KEY POINTS:
A marked reduction in New Zealand's breast cancer rate is being linked to the plummeting use of hormone replacement therapy by women.
The breast cancer rate fell 6 per cent in 2003 - the latest year for which figures are available - slightly less than the 7 per cent drop recorded in the United States.
That was the year after a large American study of combined oestrogen-progestogen HRT was stopped early because it found the treatment increased the risk of breast cancer and several other conditions.
Tighter controls were imposed on HRT, and use of its drugs - prescribed to alleviate hot flushes and other menopausal symptoms - immediately dropped.
In New Zealand, HRT prescriptions have levelled off at about a third of the number in 2001. The number of prescriptions written increased rapidly during the 1990s.
Breast cancer experts internationally are tentatively drawing a connection between declining rates of new breast cancer, especially among older women, and lower HRT use.
"There is on the face of it a decline in the numbers, which may be related since 2002 to the decline in hormone replacement therapy," said the clinical leader of the national screening unit's Breast Screen Aotearoa, Dr Madeleine Wall, yesterday.
"We need to crunch the numbers and we have to wait another year to do that, but it would be fabulous if it were proven to be true."
The screening programme detected 581 breast cancers in women aged 50 to 64 last year, compared with 623 in 2002, the peak year since the scheme started in 1998.
Dr Wall said the reduction could also be related to the mammography screening programme's having been running long enough to be past the initial increase in cancer detection that went with its introduction.
St Marks Breast Centre physician Dr Jenny O'Sullivan said: "I suspect the reduction may be in part from a reduction in hormone replacement therapy, but there may be other reasons affecting it as well."
A University of Texas study found the 7 per cent drop in the US breast cancer rate "may largely be due" to many older women stopping HRT.
The steepest breast cancer decline, of 12 per cent, was among women aged 50 to 69 with oestrogen-receptor-positive breast cancer, which depends on hormones for tumour growth.
The study's lead author, Professor Donald Berry, said that although breast cancer took a long time to develop, "here we are primarily talking about existing cancers that are fuelled by hormones and that slow or stop their growing when a source of fuel is cut".

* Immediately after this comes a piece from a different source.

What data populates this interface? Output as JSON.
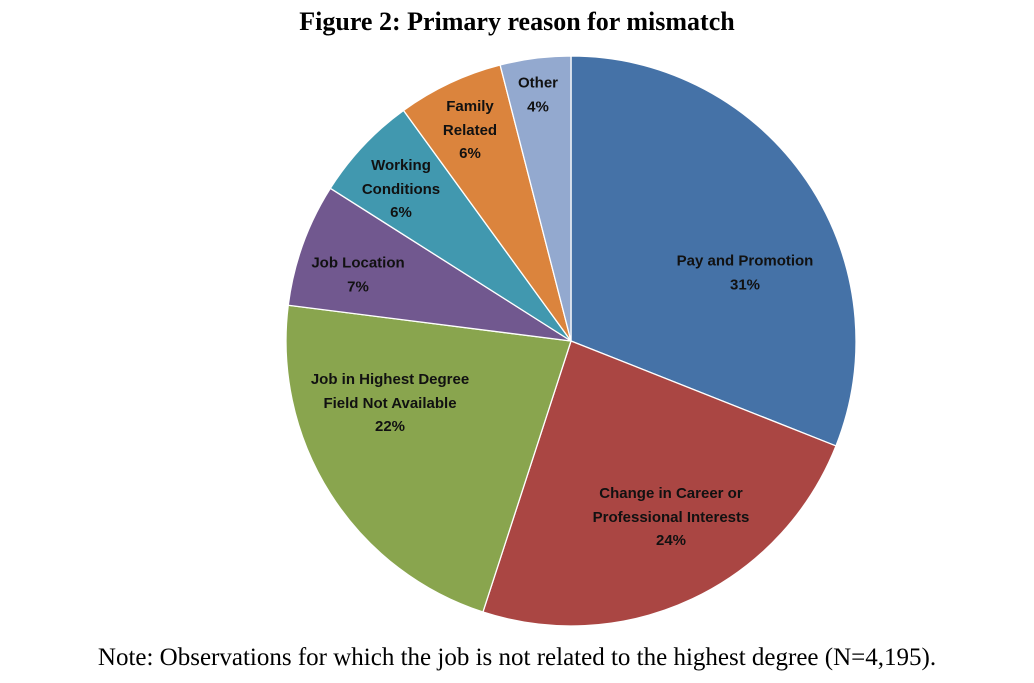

"These existing cancers are then more likely to make it under mammography's radar."
The study which sparked the decline in HRT use recorded 38 breast cancer "events" per 10,000 women using the drugs a year, compared with 30 among those not using them - a 26.7 per cent increase in relative risk.
New Zealand health authorities then warned that HRT should be used only for troublesome hot flushes and night sweats and in the lowest dose for the shortest possible time.
CANCER AND HORMONES
* New breast cancer cases per 100,000 population: 2001, 86.6; 2002, 86; 2003, 80.9. In 2003, that was 2297 women.
* 19 per cent of women aged 45-64 were using hormone replacement therapy in 1997; the figure was down to 11 per cent by late 2002.